From what we can gather…
Magic is both an innate talent and an earned one. Those with a mental aquity or a natural leaning towards the arcane may find themselves more capable to understand and cast. The Elves for example had been so in tune with magic, it became part of their beings. You were born into magic, lived with it, and would die with it. (Especially if you were starved from it.)
A human in question may have more magical prowess whether just be birth, location, exposure, or mental strength. Or one can gain arcane attunement through major exposure to something like the Arcane Leylines, rich mana, or more. Or through darker pacts. (Warlocks for example use dark rituals for their power.)

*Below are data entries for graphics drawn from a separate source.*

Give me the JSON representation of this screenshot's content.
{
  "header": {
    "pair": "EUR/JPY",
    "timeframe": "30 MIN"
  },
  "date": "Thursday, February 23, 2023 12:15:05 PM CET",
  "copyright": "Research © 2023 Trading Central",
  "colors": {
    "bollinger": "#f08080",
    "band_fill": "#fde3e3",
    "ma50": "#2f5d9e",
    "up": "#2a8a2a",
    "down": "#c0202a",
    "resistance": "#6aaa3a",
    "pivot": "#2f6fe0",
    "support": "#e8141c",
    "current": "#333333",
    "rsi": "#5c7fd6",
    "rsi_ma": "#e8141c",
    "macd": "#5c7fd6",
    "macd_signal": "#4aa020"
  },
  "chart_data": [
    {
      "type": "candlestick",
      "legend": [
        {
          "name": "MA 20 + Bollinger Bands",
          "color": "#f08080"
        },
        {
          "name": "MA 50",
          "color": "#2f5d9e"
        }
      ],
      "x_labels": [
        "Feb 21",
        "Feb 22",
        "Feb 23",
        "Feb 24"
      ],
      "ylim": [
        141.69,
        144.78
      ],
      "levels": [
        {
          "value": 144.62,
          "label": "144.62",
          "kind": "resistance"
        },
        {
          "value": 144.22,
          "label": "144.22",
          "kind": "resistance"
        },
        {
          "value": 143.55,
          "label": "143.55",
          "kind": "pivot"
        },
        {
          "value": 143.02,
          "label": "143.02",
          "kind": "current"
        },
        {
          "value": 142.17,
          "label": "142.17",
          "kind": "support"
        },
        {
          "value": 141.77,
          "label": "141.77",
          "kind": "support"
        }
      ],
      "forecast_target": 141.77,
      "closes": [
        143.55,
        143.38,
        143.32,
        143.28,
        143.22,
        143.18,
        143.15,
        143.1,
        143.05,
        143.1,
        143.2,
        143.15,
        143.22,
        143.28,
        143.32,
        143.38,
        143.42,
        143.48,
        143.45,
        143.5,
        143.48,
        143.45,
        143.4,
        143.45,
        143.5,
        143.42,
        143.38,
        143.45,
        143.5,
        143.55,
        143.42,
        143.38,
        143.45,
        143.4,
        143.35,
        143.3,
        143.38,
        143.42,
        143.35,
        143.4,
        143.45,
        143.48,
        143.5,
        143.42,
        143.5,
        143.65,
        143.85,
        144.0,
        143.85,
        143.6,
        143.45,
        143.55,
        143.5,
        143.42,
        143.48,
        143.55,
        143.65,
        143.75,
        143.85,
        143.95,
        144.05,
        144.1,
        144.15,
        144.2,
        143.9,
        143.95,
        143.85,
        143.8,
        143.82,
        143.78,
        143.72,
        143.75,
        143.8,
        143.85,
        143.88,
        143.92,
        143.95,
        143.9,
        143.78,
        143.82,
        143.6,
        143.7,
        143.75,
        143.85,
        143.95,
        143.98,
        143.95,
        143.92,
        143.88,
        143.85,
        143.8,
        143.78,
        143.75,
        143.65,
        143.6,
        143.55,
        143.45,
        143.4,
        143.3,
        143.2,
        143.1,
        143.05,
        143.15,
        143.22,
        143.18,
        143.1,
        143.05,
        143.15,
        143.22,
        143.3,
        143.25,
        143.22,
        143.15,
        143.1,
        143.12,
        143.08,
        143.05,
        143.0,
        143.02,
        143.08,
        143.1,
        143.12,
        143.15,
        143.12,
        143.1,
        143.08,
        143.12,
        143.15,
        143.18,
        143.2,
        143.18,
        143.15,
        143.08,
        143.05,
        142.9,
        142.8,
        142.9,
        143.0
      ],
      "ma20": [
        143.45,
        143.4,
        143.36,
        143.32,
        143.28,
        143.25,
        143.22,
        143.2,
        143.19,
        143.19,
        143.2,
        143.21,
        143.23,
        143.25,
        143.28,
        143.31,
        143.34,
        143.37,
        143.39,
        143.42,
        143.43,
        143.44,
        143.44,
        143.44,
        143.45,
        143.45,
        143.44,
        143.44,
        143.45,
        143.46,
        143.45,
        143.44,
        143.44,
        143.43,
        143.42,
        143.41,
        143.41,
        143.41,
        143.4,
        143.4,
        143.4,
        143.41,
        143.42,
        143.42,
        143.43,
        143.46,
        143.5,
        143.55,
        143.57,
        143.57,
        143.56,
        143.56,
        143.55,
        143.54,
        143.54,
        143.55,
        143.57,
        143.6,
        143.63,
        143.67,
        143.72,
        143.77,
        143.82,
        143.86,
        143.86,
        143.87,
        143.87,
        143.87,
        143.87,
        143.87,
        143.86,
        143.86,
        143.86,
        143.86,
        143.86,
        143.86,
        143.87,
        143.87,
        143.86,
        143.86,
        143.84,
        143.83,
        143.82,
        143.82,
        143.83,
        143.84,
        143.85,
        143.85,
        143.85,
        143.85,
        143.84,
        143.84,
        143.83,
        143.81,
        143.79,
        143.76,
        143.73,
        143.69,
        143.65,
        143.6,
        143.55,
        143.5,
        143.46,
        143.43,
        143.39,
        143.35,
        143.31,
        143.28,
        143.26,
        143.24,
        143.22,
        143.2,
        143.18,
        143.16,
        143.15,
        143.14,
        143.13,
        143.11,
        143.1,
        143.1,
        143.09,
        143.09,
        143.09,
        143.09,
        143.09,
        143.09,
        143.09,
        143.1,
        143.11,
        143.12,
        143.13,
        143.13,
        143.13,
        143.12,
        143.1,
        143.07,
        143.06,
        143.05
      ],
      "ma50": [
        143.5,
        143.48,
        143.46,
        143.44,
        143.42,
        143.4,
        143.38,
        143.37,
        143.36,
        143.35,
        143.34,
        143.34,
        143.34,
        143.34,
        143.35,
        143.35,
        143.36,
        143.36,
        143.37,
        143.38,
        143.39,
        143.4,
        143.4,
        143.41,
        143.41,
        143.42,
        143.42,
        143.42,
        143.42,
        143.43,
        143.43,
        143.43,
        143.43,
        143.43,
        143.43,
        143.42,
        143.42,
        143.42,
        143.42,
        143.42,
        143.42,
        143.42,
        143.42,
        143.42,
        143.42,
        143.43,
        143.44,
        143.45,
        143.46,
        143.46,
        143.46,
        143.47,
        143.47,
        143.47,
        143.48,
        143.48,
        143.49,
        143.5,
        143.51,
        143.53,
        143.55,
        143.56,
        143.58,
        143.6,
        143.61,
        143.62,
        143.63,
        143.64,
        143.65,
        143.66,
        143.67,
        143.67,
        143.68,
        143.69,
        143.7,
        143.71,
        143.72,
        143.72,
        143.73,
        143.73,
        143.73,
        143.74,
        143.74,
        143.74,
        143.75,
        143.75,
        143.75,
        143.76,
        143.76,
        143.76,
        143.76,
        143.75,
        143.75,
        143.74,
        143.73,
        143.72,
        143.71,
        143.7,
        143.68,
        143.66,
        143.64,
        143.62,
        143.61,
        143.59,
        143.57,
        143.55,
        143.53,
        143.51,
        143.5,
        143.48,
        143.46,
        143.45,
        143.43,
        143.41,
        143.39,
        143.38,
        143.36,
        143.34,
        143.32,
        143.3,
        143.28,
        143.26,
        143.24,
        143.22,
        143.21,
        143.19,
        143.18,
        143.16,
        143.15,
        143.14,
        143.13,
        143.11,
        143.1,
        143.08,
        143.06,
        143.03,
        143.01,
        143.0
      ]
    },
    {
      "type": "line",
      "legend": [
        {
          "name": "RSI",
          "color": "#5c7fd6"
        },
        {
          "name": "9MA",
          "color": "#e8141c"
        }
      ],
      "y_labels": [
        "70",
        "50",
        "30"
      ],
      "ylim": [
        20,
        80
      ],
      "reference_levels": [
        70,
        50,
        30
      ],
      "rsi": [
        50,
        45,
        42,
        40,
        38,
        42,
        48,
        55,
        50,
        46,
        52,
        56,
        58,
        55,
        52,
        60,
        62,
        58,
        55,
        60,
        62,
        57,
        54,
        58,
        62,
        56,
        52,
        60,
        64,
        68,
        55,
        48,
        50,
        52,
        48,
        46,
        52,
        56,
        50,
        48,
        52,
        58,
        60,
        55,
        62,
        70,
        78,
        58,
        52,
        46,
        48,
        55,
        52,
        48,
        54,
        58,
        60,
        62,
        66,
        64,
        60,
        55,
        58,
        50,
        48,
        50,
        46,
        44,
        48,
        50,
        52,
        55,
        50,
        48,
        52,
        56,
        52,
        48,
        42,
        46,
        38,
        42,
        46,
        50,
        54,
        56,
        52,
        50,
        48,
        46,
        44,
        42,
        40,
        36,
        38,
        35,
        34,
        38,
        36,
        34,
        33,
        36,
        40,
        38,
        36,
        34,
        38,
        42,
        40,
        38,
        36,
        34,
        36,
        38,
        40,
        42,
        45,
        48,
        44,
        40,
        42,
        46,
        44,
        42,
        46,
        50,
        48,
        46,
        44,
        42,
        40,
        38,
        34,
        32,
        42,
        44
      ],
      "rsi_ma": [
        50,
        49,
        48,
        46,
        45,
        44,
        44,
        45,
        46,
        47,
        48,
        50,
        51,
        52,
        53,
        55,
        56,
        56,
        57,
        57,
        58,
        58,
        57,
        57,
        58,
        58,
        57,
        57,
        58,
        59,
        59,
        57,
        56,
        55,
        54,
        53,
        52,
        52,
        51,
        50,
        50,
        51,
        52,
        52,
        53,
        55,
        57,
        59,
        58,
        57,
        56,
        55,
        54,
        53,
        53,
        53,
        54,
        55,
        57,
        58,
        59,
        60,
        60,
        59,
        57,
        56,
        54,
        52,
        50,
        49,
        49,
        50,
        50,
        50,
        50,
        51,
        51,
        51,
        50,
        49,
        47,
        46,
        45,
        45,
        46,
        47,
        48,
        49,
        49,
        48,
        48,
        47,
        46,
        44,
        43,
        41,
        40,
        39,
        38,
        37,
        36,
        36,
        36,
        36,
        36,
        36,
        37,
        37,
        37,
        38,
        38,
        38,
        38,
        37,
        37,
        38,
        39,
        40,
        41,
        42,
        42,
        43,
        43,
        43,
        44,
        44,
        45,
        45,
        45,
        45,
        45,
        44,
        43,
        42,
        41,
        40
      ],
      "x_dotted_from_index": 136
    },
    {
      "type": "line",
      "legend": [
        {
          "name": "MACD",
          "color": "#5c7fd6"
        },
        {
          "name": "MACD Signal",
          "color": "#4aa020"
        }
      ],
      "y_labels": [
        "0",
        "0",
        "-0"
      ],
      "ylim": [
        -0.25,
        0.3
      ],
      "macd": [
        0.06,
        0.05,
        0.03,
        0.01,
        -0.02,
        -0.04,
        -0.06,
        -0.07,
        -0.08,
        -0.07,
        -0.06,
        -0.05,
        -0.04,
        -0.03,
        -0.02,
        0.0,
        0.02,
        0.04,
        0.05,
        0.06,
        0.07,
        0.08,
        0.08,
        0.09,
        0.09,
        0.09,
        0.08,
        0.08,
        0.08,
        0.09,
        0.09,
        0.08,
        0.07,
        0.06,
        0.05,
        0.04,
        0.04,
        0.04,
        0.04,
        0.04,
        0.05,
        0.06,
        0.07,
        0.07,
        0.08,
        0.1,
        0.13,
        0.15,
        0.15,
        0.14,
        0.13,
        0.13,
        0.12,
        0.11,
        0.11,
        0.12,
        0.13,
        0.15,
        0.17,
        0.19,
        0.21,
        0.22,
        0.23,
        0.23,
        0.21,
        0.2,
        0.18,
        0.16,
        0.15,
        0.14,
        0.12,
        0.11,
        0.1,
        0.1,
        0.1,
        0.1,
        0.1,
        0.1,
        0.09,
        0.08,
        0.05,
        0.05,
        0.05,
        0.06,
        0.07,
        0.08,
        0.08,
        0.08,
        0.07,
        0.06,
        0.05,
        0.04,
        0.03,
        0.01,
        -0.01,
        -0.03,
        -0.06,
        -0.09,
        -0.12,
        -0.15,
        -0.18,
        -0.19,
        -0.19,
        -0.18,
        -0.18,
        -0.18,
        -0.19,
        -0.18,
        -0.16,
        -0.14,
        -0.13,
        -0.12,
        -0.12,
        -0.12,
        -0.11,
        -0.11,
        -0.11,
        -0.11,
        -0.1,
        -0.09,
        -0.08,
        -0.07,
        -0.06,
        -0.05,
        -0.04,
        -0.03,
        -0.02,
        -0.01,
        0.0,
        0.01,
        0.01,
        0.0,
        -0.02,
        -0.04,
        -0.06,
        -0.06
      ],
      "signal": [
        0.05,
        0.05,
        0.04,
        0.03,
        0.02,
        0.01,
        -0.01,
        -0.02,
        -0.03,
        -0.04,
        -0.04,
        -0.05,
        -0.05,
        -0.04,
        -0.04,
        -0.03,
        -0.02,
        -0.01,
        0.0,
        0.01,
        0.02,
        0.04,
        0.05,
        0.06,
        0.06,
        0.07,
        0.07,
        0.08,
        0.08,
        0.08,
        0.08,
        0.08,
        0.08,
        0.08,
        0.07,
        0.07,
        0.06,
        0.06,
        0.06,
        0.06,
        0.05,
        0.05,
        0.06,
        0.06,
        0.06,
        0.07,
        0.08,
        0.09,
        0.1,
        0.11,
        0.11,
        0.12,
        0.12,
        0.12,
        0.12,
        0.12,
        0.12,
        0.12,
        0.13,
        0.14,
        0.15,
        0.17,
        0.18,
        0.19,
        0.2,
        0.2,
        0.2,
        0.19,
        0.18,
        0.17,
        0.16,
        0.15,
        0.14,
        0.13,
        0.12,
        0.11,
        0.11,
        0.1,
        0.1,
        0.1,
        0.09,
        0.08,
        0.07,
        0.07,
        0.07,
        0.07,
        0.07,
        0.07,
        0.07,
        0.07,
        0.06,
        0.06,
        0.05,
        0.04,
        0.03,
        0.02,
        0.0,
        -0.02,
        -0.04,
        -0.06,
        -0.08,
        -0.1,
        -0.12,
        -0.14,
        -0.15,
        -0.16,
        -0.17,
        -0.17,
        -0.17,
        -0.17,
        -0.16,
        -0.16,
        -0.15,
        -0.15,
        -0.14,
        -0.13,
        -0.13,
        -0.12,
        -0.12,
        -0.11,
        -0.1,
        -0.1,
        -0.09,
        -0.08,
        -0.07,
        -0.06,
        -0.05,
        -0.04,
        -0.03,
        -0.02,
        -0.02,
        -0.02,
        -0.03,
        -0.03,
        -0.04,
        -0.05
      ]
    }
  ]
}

There were a lot of bad ideas that stood for centuries we amended, see no reason to stop now. I played D&D many, many, years after I’d played WoW. My preference to that arrangement isn’t nostalgia it’s because it seems to me like a legitimately better world building idea.
See also; Devils and Demons being their own separate entities. A lawful evil cosmic force that hates the chaotic evil one, and they’re commonly mistaken for eachother to the point naked and often violent resentment, is a pretty fun idea.
I don’t see it as a bad idea. Dr. Strange is referred to everyone in the MCU as “The Wizard”, but his title is Sorcerer Supreme. I really don’t see this as anything other than nitpicking really.
I think that distinction helps world build in settings where it’s both commonplace and a fundamentally known and recognized quality to existence itself.
The idea that it is something that can be studied, quantified and taught but is still also this wild force that nobody completely understands makes it more interesting to me.
Like you can study for years and be able to shape-shift into a dragon. But some people notably skilled with a tuba also seem to manage that. So having all these differing and competing schools of thought and practice to toward it seems appropriate for a literal, physical Arcane force.
Bards are so much fun to play. Just not when people follow or expect the typical bardic stereotypes.